Иногда мне хочется пойти с тобой в лавку за лакомствами для нашего завтрака. Если бы пошли, то вернулись с большущими консервными банками, с хлебом, сыром и дорогим вином. Сели бы высоко в горах и всё слопали. А потом смеялись, смеялись… Скажи мне, где та лавка? И где та дорога в горы?

…Вот так, из дня в день, она двигается по скверу. От скамейки к фонтану, от фонтана к дереву, от дерева к скамейке до тех пор, пока не засветятся фонари. Потом она уходит. Куда? В темноту, в ночь, где почти не спят, где пьют черное вино одиночества.
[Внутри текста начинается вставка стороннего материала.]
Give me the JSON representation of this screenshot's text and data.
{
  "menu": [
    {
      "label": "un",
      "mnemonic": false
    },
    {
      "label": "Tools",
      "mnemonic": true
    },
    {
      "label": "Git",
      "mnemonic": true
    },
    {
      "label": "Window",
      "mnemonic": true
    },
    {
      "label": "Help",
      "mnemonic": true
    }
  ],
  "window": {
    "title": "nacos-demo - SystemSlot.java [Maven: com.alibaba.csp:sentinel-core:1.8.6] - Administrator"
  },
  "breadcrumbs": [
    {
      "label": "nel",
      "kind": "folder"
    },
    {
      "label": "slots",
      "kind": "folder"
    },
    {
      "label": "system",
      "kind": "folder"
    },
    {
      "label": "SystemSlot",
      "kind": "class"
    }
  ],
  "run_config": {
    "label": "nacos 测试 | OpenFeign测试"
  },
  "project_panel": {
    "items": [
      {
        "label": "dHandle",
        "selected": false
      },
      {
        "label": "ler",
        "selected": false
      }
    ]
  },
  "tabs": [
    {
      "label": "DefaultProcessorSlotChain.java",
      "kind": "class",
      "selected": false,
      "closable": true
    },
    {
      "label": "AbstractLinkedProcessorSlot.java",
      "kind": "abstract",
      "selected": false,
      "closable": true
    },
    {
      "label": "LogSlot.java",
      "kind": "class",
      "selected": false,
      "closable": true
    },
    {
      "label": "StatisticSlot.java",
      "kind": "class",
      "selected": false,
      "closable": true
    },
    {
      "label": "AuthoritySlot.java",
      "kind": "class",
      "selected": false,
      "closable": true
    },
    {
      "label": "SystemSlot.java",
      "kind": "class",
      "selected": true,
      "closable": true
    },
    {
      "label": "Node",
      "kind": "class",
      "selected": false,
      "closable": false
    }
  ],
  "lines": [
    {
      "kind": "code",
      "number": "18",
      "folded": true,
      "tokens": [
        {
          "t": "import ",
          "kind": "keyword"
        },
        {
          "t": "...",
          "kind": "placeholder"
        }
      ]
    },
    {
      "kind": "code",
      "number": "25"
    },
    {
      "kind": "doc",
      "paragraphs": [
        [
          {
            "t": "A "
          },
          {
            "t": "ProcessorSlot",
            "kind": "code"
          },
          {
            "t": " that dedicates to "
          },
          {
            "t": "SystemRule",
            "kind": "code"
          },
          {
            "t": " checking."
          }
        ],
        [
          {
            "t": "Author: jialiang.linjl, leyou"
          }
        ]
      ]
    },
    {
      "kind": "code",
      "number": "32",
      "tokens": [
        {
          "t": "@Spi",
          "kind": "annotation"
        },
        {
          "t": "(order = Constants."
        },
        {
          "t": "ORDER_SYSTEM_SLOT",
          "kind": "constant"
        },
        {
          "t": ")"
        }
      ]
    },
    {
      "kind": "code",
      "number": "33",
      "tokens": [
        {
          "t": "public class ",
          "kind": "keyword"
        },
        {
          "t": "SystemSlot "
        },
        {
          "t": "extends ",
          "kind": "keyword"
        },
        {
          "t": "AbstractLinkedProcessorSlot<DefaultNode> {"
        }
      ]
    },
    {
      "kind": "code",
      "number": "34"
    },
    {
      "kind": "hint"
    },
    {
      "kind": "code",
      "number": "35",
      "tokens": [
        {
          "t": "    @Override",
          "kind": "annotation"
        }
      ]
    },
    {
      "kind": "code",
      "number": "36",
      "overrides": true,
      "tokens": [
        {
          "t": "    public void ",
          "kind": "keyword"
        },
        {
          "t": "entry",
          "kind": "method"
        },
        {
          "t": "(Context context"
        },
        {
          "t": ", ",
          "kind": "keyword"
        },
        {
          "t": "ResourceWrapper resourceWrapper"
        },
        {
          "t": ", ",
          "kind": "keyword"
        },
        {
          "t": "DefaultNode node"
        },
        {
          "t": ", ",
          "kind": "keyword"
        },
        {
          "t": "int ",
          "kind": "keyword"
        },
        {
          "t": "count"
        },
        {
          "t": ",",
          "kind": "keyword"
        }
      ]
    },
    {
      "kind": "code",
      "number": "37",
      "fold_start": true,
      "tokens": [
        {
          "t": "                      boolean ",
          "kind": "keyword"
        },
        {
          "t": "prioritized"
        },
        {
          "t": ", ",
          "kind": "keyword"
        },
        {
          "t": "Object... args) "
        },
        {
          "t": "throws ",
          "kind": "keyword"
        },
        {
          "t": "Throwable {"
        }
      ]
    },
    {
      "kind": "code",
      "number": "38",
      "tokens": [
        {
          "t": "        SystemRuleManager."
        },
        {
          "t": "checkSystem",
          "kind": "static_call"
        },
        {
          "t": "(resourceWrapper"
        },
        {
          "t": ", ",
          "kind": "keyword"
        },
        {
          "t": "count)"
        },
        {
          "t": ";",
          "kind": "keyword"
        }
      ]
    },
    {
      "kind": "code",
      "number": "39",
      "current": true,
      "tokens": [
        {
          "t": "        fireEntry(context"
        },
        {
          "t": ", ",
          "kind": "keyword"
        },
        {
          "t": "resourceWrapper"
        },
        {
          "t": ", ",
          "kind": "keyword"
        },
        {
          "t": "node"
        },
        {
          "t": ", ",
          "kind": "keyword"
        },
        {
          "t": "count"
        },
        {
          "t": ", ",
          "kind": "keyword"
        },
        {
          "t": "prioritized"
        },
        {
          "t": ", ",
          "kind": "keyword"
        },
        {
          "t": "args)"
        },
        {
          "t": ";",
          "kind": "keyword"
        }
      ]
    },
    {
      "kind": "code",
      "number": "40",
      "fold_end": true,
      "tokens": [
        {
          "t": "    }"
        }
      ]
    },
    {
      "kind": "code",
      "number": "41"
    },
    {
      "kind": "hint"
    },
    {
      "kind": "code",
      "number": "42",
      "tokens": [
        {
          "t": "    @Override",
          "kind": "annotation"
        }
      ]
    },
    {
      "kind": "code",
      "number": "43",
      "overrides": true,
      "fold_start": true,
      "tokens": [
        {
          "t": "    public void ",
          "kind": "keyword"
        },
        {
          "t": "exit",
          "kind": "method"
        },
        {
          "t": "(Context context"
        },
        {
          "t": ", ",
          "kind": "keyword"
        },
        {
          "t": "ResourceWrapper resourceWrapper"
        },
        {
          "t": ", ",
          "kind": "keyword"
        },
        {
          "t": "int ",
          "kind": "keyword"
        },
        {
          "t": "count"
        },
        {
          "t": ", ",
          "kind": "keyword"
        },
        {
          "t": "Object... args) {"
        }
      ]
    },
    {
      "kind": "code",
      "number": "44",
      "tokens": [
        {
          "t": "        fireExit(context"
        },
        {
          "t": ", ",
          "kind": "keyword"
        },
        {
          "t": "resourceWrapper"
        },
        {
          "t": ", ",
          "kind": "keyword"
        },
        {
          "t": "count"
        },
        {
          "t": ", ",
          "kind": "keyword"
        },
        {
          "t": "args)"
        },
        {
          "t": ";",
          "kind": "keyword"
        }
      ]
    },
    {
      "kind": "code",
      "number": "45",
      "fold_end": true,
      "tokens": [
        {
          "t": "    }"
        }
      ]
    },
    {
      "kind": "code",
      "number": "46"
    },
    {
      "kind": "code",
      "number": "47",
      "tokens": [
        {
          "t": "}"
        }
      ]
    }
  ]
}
Я тоже не сплю. Где-то лают собаки, деревья простирают руки, чтобы тени и перелетные птицы сели на них отдохнуть. Может, и эта старуха перелетная птица? А слепой, играющий по субботам на углу улицы на аккордеоне? Говорит, что часто видит сон о том, как он глядит в микроскоп и видит в нем Вселенную. А старуха, наверное, видит во сне, как она протягивает руки к мальчику, а он удаляется от неё, она опять тянется к нему, он опять удаляется и, наконец, совсем исчезает. А она мечется, мечется и все время твердит: «Как же так?».
Прямо достоевщина какая-то.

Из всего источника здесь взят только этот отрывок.